Scott Hatfield . . . . said...

The sheer number of physiological events involved in the process (that can, and sometimes do, go wrong) of creating and maintaining pregnancy makes it so, don't you think?Oh, I agree. Chance is involved in all purely biological processes. The question is whether rational agents exist, and the ultimate effectiveness of reason as a tool in all domains. Richard is arguing not for the sort of certainty that many partisans desire, but for a probabilistic account of rational agency. I'm afraid that I will need to learn a lot more about Bayesian statistics before I can weigh in on this strategy.

As for religion, as a human institution it seems to me no more or less effecting than other institutions in meeting certain human needs.
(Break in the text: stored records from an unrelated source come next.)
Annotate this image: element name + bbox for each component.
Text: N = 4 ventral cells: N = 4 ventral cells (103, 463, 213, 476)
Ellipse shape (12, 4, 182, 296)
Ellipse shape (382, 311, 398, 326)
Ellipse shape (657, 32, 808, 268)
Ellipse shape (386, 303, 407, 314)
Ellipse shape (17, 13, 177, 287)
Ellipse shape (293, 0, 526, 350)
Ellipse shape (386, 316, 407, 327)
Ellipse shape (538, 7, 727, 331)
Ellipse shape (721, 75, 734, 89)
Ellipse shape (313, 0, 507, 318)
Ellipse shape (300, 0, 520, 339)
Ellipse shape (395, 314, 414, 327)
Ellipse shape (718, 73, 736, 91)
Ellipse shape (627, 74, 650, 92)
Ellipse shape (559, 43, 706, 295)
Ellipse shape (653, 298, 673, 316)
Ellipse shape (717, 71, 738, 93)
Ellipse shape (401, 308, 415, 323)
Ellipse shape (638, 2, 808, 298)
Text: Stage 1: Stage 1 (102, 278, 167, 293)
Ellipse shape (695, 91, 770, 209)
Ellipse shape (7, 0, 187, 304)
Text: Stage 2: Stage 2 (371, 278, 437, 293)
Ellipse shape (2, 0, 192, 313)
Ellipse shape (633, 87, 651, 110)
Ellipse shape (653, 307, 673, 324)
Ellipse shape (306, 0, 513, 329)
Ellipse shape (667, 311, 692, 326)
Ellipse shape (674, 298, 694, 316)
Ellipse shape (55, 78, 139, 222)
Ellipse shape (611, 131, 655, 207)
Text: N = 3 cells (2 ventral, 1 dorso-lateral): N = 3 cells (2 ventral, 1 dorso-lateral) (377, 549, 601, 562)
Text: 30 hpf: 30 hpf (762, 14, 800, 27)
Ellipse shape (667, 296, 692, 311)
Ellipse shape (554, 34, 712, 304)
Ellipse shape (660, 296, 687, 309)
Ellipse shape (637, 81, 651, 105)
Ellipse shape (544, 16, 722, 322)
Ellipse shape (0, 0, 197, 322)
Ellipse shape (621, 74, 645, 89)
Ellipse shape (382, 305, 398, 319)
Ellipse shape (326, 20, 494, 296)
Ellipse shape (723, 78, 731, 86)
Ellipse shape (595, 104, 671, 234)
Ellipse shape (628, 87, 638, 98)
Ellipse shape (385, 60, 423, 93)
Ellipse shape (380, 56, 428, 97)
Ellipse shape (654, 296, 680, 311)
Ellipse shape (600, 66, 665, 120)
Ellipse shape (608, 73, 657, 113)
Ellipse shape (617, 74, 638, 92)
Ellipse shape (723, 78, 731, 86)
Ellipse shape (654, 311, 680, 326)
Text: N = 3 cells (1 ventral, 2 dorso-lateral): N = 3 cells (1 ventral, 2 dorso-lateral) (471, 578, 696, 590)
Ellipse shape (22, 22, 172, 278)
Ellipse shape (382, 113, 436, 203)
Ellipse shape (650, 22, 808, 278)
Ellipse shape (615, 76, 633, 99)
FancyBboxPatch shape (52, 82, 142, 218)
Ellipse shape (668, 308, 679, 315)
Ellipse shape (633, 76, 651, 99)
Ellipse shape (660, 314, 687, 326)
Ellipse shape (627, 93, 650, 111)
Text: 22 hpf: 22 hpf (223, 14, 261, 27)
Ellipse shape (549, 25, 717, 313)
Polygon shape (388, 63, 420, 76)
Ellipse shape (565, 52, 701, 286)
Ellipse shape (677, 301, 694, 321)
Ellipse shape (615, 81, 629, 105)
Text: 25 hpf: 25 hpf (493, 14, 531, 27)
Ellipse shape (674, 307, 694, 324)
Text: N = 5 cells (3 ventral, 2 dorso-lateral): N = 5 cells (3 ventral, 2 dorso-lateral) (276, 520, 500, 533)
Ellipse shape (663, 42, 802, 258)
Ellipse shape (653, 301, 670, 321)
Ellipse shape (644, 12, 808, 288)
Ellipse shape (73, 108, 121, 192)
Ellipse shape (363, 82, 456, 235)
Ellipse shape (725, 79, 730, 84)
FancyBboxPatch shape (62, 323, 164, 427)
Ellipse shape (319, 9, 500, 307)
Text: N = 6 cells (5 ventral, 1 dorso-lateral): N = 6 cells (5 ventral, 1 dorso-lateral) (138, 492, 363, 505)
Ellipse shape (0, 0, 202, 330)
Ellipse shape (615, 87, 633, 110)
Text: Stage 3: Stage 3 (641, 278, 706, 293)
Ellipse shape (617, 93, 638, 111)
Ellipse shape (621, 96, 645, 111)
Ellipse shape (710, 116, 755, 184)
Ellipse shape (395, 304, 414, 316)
I suspect that what you really find superfluous is not an institution that provides psychological supports or group cohesion, but rather the element of faith embedded within the enterprise.

benjdm said...

Alternatively, God does not exist, and we must console ourselves with the knowledge that we can pretend that we are free agents even though evidence and reason argue against it.Have you read the compatibilist versions of free will or choice and found them unsatisfactory?

I'm thinking of things like Freedom Evolves by Daniel Dennett.

Scott Hatfield . . . . said...

I haven't read any Dennett in more than ten years. I know that he defends an account of free will and that it's controversial (Dennett seems to invite it, in whatever he discusses). I enjoyed his tweaking of Gould in 'Darwin's Dangerous Idea' and I find his notion of 'heterophenomenolgy' in 'Consciousness Explained' useful, but I haven't gone beyond that.

(sigh)

Something else to add to the reading list besides Richard's Bayesian statistics, I suppose.